Apollo’s New Moon executive producer Thomas Lucas discusses the process of upscaling NASA images to 4K

As the world celebrates the 50th anniversary of man’s first steps on the surface of the Moon, streaming service MagellanTV has employed artificial intelligence to restore images and footage from the Apollo missions. The digitally restored content has been used in the documentary Apollo’s New Moon, which focuses on Apollo’s scientific elements of the space programme and how it revolutionised scientists’ understanding of the history of the solar system.

In late 2018, the team at MagellanTV discovered software company Topaz Labs who had developed software called Gigapixel AI, which can be used to up-res still photographs. The software employs machine learning techniques to perfect the process. 

Once the production team saw what Gigapixel was capable of, they got to work on processing NASA’s old Apollo missions footage, as MagellanTV co-founder and Apollo’s New Moon executive producer Thomas Lucas explains: “With a lot of this old Apollo footage we had to just knuckle down and input it through the processes that it needed in order to be presentable by our standards, which is high-resolution 4K. If you look at the film, you’ll see this old film footage has very little film grain in it, the images are quite sharp and beautiful and it looks like they were shot in 4K.”

“A traditional up-resing tool might look at the detail within a scene and try to smooth out the pixels in between points of detail,” continues Lucas. “What Gigapixel AI does is try to interpret detail. So when it sees a star in the night sky, if that star is blending in to multiple pixels around it, the programme will tighten it up into a single dot to get rid of the blur, but also it will extrapolate detail, which means all the edges get sharpened.

“It works great with Moon images, because there’s a lot of detail in the ground as it’s all kind of sand-like and dust, so the programme sharpens it all. It eliminates the mushiness that you can get from just blowing up an old image.”

The 50-minute documentary features archive film footage that has been blown up from standard resolution to 4K. “In fact, it’s bigger than 4K, because it was originally all 4:3. So it’s the old film formats that were phased out in the 1990s,” explains Lucas. “We had to get them into a 16:9 4K frame, they had to be even larger than 4K.”

Around 50 per cent of the film is made up of actual footage from the Apollo missions, as well as still photographs which were shot on the lunar surface, which were also sub-4K, meaning they also had to be processed. Adding the two together means about 75 per cent of the film is Apollo era NASA material.

How involved was the space agency in the creation of the film? “NASA wasn’t involved with this film,” says Lucas. “We’re just putting it out there and we’ll let people come to us if they have any reactions or any comments. It looks really good, so I think that’s what’s going to really impress the viewers.”

Over the last decade or so NASA has gone back and re-transferred some of the film footage, in particular the camera magazines that came off the spacecraft.

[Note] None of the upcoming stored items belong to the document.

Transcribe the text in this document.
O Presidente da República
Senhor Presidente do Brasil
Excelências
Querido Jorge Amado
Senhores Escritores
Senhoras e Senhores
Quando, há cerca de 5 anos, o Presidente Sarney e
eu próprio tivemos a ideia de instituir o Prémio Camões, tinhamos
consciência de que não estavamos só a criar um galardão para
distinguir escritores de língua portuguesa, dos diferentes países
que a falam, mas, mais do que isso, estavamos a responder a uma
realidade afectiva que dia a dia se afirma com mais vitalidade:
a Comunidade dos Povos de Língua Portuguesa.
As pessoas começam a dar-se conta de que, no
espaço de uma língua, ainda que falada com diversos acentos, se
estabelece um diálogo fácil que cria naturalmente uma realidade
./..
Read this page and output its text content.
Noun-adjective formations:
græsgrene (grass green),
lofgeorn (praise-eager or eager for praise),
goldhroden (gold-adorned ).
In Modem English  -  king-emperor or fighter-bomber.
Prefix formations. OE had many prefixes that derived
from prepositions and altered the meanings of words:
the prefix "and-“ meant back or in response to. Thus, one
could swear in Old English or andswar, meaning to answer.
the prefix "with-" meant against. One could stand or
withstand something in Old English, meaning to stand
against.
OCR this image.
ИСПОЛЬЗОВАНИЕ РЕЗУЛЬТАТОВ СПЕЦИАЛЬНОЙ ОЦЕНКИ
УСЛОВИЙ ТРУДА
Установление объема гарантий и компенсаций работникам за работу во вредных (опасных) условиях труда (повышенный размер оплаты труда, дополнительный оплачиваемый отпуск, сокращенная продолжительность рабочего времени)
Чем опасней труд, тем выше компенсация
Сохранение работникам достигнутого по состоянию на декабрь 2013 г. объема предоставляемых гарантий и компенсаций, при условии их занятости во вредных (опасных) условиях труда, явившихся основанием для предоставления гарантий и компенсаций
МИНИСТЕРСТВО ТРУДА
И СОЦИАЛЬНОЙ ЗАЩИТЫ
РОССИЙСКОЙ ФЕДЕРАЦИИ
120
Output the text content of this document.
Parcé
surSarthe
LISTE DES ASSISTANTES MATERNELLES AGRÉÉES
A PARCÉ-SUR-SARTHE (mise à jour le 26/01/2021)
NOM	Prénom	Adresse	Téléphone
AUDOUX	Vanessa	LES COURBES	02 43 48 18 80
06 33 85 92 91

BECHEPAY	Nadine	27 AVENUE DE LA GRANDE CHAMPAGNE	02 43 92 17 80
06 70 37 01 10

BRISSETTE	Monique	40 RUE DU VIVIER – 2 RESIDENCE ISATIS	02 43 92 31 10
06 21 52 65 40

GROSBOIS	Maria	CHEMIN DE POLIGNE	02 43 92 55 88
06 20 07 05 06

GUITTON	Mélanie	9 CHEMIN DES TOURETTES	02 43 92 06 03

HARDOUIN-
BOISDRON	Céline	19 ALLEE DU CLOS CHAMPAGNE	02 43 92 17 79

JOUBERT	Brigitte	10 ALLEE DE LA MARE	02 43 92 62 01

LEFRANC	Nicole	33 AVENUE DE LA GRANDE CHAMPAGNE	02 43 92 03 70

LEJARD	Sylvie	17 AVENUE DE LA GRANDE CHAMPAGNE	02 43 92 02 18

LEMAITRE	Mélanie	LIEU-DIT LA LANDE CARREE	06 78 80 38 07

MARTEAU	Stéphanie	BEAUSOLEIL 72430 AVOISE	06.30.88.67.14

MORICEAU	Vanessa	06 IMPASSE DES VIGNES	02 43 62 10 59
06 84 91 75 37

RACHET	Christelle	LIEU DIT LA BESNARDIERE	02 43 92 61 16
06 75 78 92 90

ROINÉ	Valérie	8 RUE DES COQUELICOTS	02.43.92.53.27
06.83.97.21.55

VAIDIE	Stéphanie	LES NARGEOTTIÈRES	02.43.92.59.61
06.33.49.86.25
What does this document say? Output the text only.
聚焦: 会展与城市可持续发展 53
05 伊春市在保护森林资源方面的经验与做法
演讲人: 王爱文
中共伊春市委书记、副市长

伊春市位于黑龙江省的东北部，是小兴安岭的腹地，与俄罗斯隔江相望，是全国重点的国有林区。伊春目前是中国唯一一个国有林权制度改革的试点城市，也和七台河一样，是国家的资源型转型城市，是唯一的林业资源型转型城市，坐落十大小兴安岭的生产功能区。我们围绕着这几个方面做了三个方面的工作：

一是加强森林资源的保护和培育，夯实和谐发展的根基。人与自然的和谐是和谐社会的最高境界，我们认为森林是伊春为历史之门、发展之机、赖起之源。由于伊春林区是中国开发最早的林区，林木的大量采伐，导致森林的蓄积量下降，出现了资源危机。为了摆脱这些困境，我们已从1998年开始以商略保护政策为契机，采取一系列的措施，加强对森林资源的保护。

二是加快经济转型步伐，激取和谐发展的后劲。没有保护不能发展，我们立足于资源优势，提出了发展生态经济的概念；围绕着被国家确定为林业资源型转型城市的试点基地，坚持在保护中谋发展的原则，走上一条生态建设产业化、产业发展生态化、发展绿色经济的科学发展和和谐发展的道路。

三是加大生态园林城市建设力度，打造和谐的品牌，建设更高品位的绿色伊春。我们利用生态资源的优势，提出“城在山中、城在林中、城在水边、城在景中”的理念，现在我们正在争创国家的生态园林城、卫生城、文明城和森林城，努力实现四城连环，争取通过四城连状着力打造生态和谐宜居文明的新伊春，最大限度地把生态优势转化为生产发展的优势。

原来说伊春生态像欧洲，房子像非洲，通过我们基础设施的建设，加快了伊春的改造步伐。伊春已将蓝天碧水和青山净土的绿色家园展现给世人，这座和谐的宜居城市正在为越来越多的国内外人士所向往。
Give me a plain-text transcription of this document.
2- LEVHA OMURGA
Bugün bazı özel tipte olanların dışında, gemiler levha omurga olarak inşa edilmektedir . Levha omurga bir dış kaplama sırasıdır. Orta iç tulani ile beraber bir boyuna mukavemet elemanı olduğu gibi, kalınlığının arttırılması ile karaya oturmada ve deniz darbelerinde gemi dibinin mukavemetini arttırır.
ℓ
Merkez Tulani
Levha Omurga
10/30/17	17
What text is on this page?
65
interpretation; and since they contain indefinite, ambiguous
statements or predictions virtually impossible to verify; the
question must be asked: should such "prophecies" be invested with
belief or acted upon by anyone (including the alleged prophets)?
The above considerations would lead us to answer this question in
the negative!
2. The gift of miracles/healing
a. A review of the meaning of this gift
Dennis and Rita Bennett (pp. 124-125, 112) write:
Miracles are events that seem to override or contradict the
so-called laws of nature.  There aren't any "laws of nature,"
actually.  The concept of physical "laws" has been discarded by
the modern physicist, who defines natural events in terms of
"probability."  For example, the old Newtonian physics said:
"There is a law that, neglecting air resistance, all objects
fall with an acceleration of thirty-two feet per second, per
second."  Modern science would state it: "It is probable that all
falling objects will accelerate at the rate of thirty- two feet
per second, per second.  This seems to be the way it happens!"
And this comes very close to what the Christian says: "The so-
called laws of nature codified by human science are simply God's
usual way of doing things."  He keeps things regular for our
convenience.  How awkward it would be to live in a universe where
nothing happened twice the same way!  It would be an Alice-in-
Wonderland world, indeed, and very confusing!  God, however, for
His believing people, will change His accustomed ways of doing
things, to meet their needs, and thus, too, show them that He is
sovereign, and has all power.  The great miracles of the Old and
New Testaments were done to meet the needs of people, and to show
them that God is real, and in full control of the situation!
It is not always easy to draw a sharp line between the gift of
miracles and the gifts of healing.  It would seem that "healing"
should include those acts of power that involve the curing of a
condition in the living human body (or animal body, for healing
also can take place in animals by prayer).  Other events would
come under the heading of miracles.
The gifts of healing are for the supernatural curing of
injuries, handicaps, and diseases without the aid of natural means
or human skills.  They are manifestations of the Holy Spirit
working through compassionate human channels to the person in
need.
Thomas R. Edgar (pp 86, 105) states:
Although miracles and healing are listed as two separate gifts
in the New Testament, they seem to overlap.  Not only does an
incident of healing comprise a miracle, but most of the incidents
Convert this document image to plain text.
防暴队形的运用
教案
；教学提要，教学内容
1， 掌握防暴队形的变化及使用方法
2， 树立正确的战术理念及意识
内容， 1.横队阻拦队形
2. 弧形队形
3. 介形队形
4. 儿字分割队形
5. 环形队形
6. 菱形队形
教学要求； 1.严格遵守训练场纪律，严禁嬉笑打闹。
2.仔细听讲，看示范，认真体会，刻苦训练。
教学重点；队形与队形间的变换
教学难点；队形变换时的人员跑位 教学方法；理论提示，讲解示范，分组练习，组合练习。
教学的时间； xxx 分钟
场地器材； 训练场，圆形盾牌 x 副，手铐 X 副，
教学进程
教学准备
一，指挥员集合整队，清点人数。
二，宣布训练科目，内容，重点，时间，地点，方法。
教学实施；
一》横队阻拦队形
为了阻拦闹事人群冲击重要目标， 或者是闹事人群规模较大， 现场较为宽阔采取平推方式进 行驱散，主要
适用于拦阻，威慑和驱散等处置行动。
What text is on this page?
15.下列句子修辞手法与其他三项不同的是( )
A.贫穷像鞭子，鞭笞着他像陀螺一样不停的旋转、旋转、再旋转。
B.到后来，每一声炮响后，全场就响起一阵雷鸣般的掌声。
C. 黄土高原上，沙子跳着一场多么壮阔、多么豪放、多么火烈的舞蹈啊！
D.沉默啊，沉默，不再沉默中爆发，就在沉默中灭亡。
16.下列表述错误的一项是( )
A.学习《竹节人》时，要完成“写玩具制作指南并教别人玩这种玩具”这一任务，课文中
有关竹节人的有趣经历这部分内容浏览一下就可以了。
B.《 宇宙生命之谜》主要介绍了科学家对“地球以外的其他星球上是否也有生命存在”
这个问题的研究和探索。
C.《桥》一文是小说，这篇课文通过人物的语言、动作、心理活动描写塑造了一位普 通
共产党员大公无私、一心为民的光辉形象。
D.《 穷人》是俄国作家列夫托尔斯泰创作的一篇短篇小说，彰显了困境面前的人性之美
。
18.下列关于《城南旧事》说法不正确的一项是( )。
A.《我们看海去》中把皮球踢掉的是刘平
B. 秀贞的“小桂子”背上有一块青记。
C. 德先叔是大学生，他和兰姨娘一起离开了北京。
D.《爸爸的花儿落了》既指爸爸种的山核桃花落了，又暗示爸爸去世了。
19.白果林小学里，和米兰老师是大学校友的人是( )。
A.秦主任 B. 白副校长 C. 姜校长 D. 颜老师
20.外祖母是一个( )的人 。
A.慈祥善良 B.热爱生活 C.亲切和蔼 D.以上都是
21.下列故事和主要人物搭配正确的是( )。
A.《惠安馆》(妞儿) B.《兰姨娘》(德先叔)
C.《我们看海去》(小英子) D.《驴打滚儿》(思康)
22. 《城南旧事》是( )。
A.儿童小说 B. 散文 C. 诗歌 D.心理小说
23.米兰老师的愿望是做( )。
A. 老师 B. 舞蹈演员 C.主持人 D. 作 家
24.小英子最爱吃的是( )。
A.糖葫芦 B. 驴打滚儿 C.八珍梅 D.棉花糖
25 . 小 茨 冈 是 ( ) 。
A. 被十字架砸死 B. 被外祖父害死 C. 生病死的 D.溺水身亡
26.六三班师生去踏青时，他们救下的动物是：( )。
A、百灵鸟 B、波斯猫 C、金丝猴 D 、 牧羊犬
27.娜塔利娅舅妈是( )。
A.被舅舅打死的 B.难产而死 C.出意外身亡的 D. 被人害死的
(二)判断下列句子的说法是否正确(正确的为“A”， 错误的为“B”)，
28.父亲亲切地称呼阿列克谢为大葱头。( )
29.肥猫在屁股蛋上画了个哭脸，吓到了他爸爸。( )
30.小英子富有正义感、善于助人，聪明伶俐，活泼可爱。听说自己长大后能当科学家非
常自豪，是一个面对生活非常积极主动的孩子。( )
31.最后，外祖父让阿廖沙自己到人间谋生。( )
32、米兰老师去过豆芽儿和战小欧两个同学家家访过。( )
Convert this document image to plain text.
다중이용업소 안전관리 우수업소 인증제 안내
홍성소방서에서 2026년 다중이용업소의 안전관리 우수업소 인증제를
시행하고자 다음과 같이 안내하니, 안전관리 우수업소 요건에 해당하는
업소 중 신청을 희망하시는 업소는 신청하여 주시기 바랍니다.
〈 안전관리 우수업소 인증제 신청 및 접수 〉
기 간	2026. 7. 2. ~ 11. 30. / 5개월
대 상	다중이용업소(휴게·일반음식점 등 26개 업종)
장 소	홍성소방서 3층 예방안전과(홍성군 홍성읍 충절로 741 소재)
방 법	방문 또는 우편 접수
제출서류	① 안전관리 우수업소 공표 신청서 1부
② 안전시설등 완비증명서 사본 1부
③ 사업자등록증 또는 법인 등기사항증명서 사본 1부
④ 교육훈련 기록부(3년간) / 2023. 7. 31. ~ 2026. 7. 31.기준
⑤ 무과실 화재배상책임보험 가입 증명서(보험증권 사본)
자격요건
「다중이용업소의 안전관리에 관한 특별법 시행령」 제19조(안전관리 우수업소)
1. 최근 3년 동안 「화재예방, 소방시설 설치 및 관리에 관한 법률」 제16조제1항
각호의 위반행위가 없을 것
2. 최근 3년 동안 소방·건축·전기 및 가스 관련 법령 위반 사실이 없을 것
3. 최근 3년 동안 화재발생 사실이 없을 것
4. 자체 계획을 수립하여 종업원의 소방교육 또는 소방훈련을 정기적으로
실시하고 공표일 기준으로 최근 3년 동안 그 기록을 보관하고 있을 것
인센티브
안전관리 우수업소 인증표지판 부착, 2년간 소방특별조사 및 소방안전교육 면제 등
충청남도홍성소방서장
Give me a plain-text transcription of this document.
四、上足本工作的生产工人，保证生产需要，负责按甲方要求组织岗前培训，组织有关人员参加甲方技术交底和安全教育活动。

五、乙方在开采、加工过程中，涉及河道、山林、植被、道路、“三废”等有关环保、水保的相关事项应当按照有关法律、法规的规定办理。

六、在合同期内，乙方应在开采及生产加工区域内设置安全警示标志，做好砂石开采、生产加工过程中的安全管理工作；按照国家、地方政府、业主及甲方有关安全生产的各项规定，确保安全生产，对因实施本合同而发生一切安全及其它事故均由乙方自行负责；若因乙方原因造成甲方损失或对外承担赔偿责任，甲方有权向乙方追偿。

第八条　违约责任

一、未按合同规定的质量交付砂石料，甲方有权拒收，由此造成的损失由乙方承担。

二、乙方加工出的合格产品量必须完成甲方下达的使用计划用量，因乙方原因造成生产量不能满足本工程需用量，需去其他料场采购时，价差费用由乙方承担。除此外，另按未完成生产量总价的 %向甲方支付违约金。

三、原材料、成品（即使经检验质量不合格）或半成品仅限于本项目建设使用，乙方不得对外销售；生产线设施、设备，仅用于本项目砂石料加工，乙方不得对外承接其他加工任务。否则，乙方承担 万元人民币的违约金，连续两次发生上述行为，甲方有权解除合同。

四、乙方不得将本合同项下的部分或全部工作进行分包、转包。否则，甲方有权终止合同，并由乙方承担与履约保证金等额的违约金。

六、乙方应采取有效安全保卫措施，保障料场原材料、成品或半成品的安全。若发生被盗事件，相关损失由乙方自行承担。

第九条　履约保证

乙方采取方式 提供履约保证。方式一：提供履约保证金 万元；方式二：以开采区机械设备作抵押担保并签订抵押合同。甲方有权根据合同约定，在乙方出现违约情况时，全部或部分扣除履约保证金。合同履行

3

They transferred a lot of it to 720p, which Lucas says is what’s enabled MagellanTV to produce their documentary. 

“Some 10 years ago 720p was considered HD, and it kind of still is, but filmmakers like me have moved way beyond that. We want 4K, and even larger. We used other material that was 480p and in fact some of the Saturn Five rocket footage was even smaller,” he continues. “We scaled up our computing operation and bought computers that had much bigger crunching power. We also got the highest-end GPUs we could find. Even then I think it was taking something like 30 seconds per frame, all told, with all of our processes.”

Lucas reports the processing of all the content “took months. This sort of thing you can just set it and let it run for two days, so it’s not that bad,” he laughs. “Of course, you don’t just process what’s in the final film, you have to do much more than that, to get all the correct material that fits together, and you can edit with. It took a number of months to have this and of course, the film had to evolve as well through the editorial process.”